The Wall Street Journal points out that these new housing units unique to the Chinese city are barely bigger than a standard parking space in the United States; if you have a hard time imagining the size of these apartments, just look at where you park next time you run to the grocery store. Many of these mosquito units are considered luxury units, which is not surprising since they reside in one of the most expensive cities in the world. Check out this infographic from the Wall Street Journal to get a better perspective of the size of a mosquito unit:
Source: Wall Street Journal
So just how much do these super tiny units go for? The luxurious ones have been listed between HK$2 million-HK$4 million, or roughly $500,000 in US currency. For the same price, Americans can buy a decent sized-house in relatively expensive area. However, being that Hong Kong has the least affordable real estate in the world, with property values outpacing the city’s average income by 17 times, it’s easy to see why a mosquito unit would have a snowball’s chance at commanding such a price point.
This kind of pricing leaves out most of the younger Hong Kong urbanites looking to have a place of their own. Most cannot save enough in their lifetimes to be able to afford a HK$4 million mosquito unit, so they must look to subsidized housing lotteries in the hopes of winning a place to live supported by the government. Like New York, Hong Kong is fast becoming a playground for only the very wealthy, leaving regular citizens to break the bank or look elsewhere for housing.
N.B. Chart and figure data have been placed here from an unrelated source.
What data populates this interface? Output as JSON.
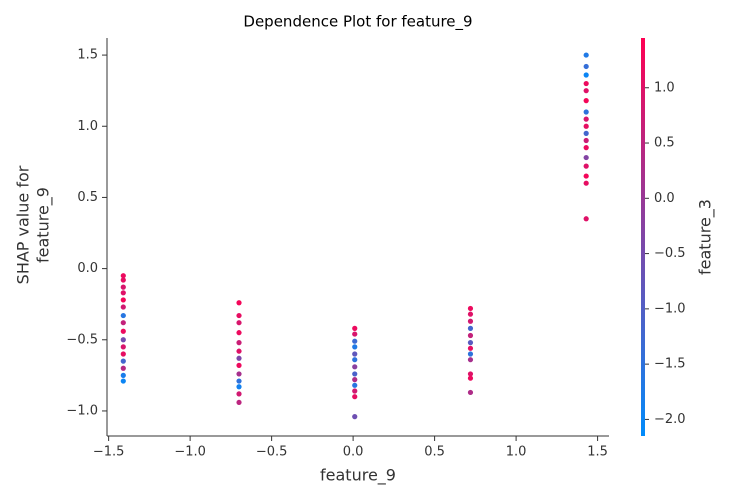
{
  "chart_data": {
    "type": "scatter",
    "title": "Dependence Plot for feature_9",
    "xlabel": "feature_9",
    "ylabel": [
      "SHAP value for",
      "feature_9"
    ],
    "xlim": [
      -1.51,
      1.57
    ],
    "ylim": [
      -1.176,
      1.62
    ],
    "xticks": [
      {
        "value": -1.5,
        "label": "−1.5"
      },
      {
        "value": -1.0,
        "label": "−1.0"
      },
      {
        "value": -0.5,
        "label": "−0.5"
      },
      {
        "value": 0.0,
        "label": "0.0"
      },
      0.5,
      {
        "value": 1.0,
        "label": "1.0"
      },
      1.5
    ],
    "yticks": [
      {
        "value": -1.0,
        "label": "−1.0"
      },
      {
        "value": -0.5,
        "label": "−0.5"
      },
      {
        "value": 0.0,
        "label": "0.0"
      },
      0.5,
      {
        "value": 1.0,
        "label": "1.0"
      },
      1.5
    ],
    "colormap": [
      "#008bfb",
      "#ff0052"
    ],
    "colorbar": {
      "label": "feature_3",
      "lim": [
        -2.15,
        1.45
      ],
      "ticks": [
        {
          "value": -2.0,
          "label": "−2.0"
        },
        {
          "value": -1.5,
          "label": "−1.5"
        },
        {
          "value": -1.0,
          "label": "−1.0"
        },
        {
          "value": -0.5,
          "label": "−0.5"
        },
        {
          "value": 0.0,
          "label": "0.0"
        },
        0.5,
        {
          "value": 1.0,
          "label": "1.0"
        }
      ]
    },
    "x": [
      -1.41,
      -1.41,
      -1.41,
      -1.41,
      -1.41,
      -1.41,
      -1.41,
      -1.41,
      -1.41,
      -1.41,
      -1.41,
      -1.41,
      -1.41,
      -1.41,
      -1.41,
      -1.41,
      -0.7,
      -0.7,
      -0.7,
      -0.7,
      -0.7,
      -0.7,
      -0.7,
      -0.7,
      -0.7,
      -0.7,
      -0.7,
      -0.7,
      -0.7,
      0.01,
      0.01,
      0.01,
      0.01,
      0.01,
      0.01,
      0.01,
      0.01,
      0.01,
      0.01,
      0.01,
      0.01,
      0.01,
      0.72,
      0.72,
      0.72,
      0.72,
      0.72,
      0.72,
      0.72,
      0.72,
      0.72,
      0.72,
      0.72,
      0.72,
      1.43,
      1.43,
      1.43,
      1.43,
      1.43,
      1.43,
      1.43,
      1.43,
      1.43,
      1.43,
      1.43,
      1.43,
      1.43,
      1.43,
      1.43,
      1.43,
      1.43
    ],
    "values": [
      -0.05,
      -0.08,
      -0.13,
      -0.17,
      -0.22,
      -0.27,
      -0.33,
      -0.38,
      -0.44,
      -0.5,
      -0.55,
      -0.6,
      -0.65,
      -0.7,
      -0.75,
      -0.79,
      -0.24,
      -0.33,
      -0.38,
      -0.45,
      -0.52,
      -0.58,
      -0.63,
      -0.68,
      -0.74,
      -0.79,
      -0.83,
      -0.88,
      -0.94,
      -0.42,
      -0.46,
      -0.51,
      -0.55,
      -0.6,
      -0.64,
      -0.69,
      -0.74,
      -0.78,
      -0.82,
      -0.86,
      -0.9,
      -1.04,
      -0.28,
      -0.32,
      -0.37,
      -0.42,
      -0.47,
      -0.52,
      -0.56,
      -0.6,
      -0.64,
      -0.74,
      -0.77,
      -0.87,
      1.5,
      1.42,
      1.36,
      1.3,
      1.25,
      1.18,
      1.1,
      1.05,
      1.0,
      0.95,
      0.9,
      0.85,
      0.78,
      0.72,
      0.65,
      0.6,
      0.35
    ],
    "color_values": [
      1.2,
      1.1,
      0.9,
      1.0,
      1.3,
      0.8,
      -1.6,
      0.6,
      1.2,
      -0.5,
      0.9,
      1.1,
      -1.2,
      0.4,
      -1.8,
      -2.0,
      1.3,
      1.1,
      0.9,
      1.2,
      0.7,
      1.0,
      -0.4,
      1.2,
      0.2,
      -1.5,
      -1.9,
      0.8,
      0.5,
      1.2,
      0.9,
      -1.3,
      -1.7,
      -0.8,
      -1.5,
      -0.2,
      -1.1,
      0.3,
      -1.6,
      0.8,
      1.1,
      -0.6,
      1.2,
      1.0,
      0.8,
      -1.2,
      0.6,
      -0.9,
      1.1,
      -1.5,
      0.2,
      1.0,
      1.2,
      0.3,
      -1.7,
      -1.4,
      -2.0,
      1.2,
      1.0,
      1.3,
      -1.5,
      0.9,
      1.1,
      -1.2,
      0.7,
      1.2,
      -0.3,
      1.0,
      1.3,
      1.1,
      1.0
    ]
  }
}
Additionally, some experts have questioned the health risks associated with people living in such cramped spaces. Some have claimed that living in such a small space can evoke a sense of claustrophobia and increase levels of stress, anger, and domestic violence. These same experts agree that micro apartments can work for young single professionals in their 20’s, but become problematic for tenants in their 30’s and 40’s because of different stress patterns and life experiences. Additionally, other advocates for small apartments argue that the health risks are being blown out of proportion; people in their 30’s and 40’s are more likely to be married and/or have a family, so living in such a space will typically not be a viable option for them. It has been suggested though that any tiny apartment must be very well designed to make the most of the space given to lower any stress levels of occupants.
Will these ultra-tiny apartments find their way to the United States? For now, America’s own “micro apartments” that are no bigger than 400 square feet are filling the need for more available housing in large urban city centers such as New York and San Francisco.